There are no make-ups for any graded work except for cases of medical/personal/familial emergencies. Make-ups/extension requests must be made to the instructor BEFORE the assignment deadline.
Course policies
Late submissions
You (or your team when applicable) will lose 50% of the total points on each assignment if you submit within the first 24 hours after it is due. You will lose 100% of the total points if you submit later than that without explicit approval from the instructor.
Class meeting attendance
I expect all students to attend all class meetings. However, I know that things come up once in a while. Therefore, I expect 90% attendance each class period. If class meeting attendance begins to consistently drop below the 90% threshold, I will institute a more stringent, individual attendance policy. Note that class meetings will not be recorded.
Academic integrity
As a student in this course, you have agreed to uphold the Duke Community Standard as well as the practices specific to this course. This means that the work you submit is your own, even if you discuss assignments with your classmates. Additionally, when consulting resources (books, internet articles including stackexchange, chatgpt), you must cite them. If you have any questions about what should be cited in your work, feel free to reach out to the instructor.
Inclusive community
It is my intent that students from all diverse backgrounds and perspectives be well-served by this course, that students’ learning needs be addressed both in and out of class, and that the diversity that the students bring to this class be viewed as a resource, strength, and benefit. It is my intent to present materials and activities that are respectful of diversity and in alignment with Duke’s commitment to diversity and inclusion. Your suggestions are encouraged and appreciated. Please let me know ways to improve the effectiveness of the course for you personally, or for other students or student groups.

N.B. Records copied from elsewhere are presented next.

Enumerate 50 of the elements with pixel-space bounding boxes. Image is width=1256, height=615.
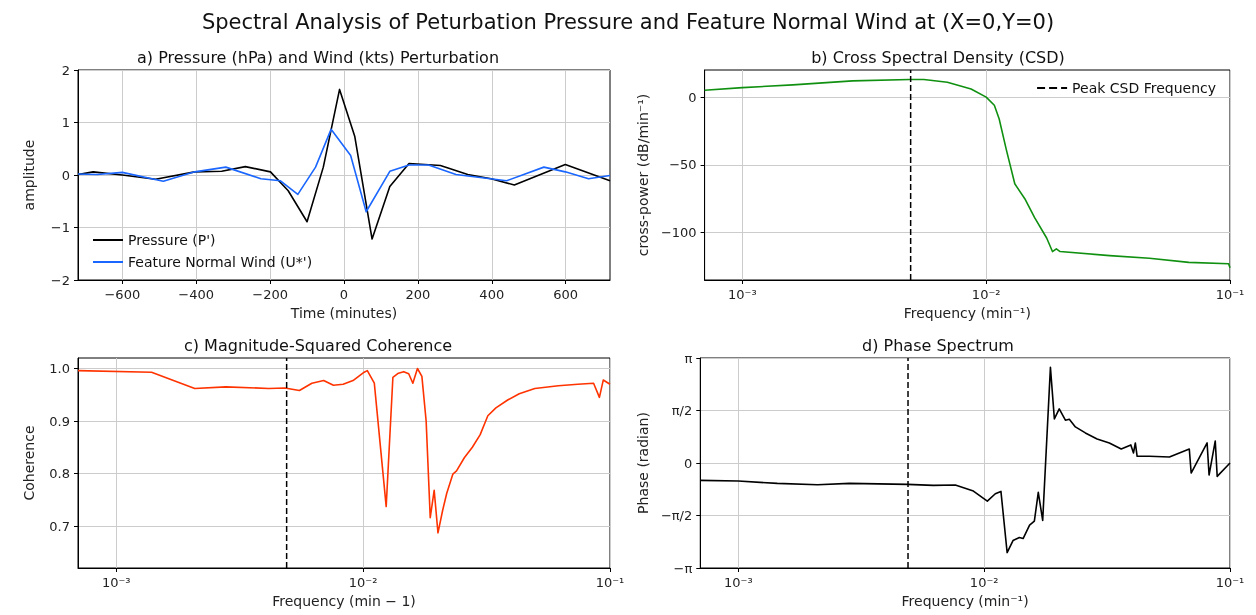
y-tick-label: 1.0 [49,361,70,376]
y-tick-label: −50 [669,157,697,173]
line-series [77,128,611,213]
y-tick-label: 0.8 [49,466,70,481]
x-axis-title: Frequency (min − 1) [272,593,416,609]
y-tick-label: π/2 [671,403,693,418]
ref-line-label: Peak CSD Frequency [1072,80,1217,96]
x-tick-label: 10⁻² [348,575,378,590]
x-axis-title: Time (minutes) [289,305,398,321]
chart-subtitle: c) Magnitude-Squared Coherence [183,335,453,355]
x-tick-label: 10⁻³ [728,287,757,302]
x-tick-label: 600 [553,287,579,302]
x-tick-label: 10⁻¹ [1215,287,1245,302]
y-tick-label: −2 [50,272,70,288]
y-tick-label: 0 [683,455,693,471]
x-tick-label: 10⁻¹ [595,575,625,590]
y-axis-title: Coherence [21,425,37,501]
chart-title: Spectral Analysis of Peturbation Pressure and Feature Normal Wind at (X=0,Y=0) [200,10,1056,34]
y-tick-label: π [684,350,693,366]
x-tick-label: 10⁻³ [724,575,753,590]
x-tick-label: −400 [178,287,215,302]
y-axis-title: Phase (radian) [635,412,651,514]
x-tick-label: 400 [479,287,505,302]
y-tick-label: 2 [61,62,70,78]
legend-label: Feature Normal Wind (U*') [128,254,313,270]
x-tick-label: 10⁻¹ [1215,575,1245,590]
y-axis-title: cross-power (dB/min⁻¹) [635,93,651,257]
y-tick-label: −π/2 [660,508,693,523]
x-tick-label: 10⁻³ [101,575,131,590]
x-tick-label: 200 [405,287,431,302]
x-axis-title: Frequency (min⁻¹) [903,305,1031,321]
legend-label: Pressure (P') [128,232,216,248]
x-tick-label: 10⁻² [969,575,999,590]
chart-subtitle: b) Cross Spectral Density (CSD) [811,47,1065,67]
x-tick-label: 0 [339,287,349,302]
y-axis-title: amplitude [21,139,37,211]
y-tick-label: 0 [688,89,697,105]
y-tick-label: 0 [61,167,70,183]
y-tick-label: −π [673,560,693,576]
y-tick-label: 0.9 [49,413,70,429]
y-tick-label: −100 [660,225,697,241]
chart-subtitle: d) Phase Spectrum [862,335,1014,355]
y-tick-label: −1 [50,220,70,235]
x-tick-label: 10⁻² [971,287,1001,302]
chart-subtitle: a) Pressure (hPa) and Wind (kts) Perturbation [136,47,500,67]
y-tick-label: 0.7 [49,518,70,534]
y-tick-label: 1 [61,115,70,130]
x-axis-title: Frequency (min⁻¹) [901,593,1029,609]
x-tick-label: −600 [104,287,141,302]
x-tick-label: −200 [252,287,288,302]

Furthermore, I would like to create a learning environment for my students that supports a diversity of thoughts, perspectives and experiences, and honors your identities. To help accomplish this:
If you feel like your performance in the class is being impacted by your experiences outside of class, please don’t hesitate to come and talk with me. If you prefer to speak with someone outside of the course, I encourage you to speak with MIDS administrators.
I (like many people) am still in the process of learning about diverse perspectives and identities. If something was said in class (by anyone) that made you feel uncomfortable, please let me or a member of the teaching team know.
Resources
Duke Counseling & Psychological Services (CAPS) helps Duke Students enhance strengths and develop abilities to successfully live, grow and learn in their personal and academic lives. CAPS offers many services to Duke students, including brief individual and group counseling, couples counseling and more. CAPS staff also provides outreach to student groups, particularly programs supportive of at-risk populations, on a wide range of issues impacting them in various aspects of campus life. CAPS provides services to students via Telehealth. To initiate services, you can contact their front desk at 919-660-1000.
If there is any portion of the course that is not accessible to you due to challenges with technology or the course format, please let me know so we can make appropriate accommodations. The Student Disability Access Office (SDAO) is available to ensure that students are able to engage with their courses and related assignments.
The Academic resource center provides learning resources to help you maximize your academic capabilities.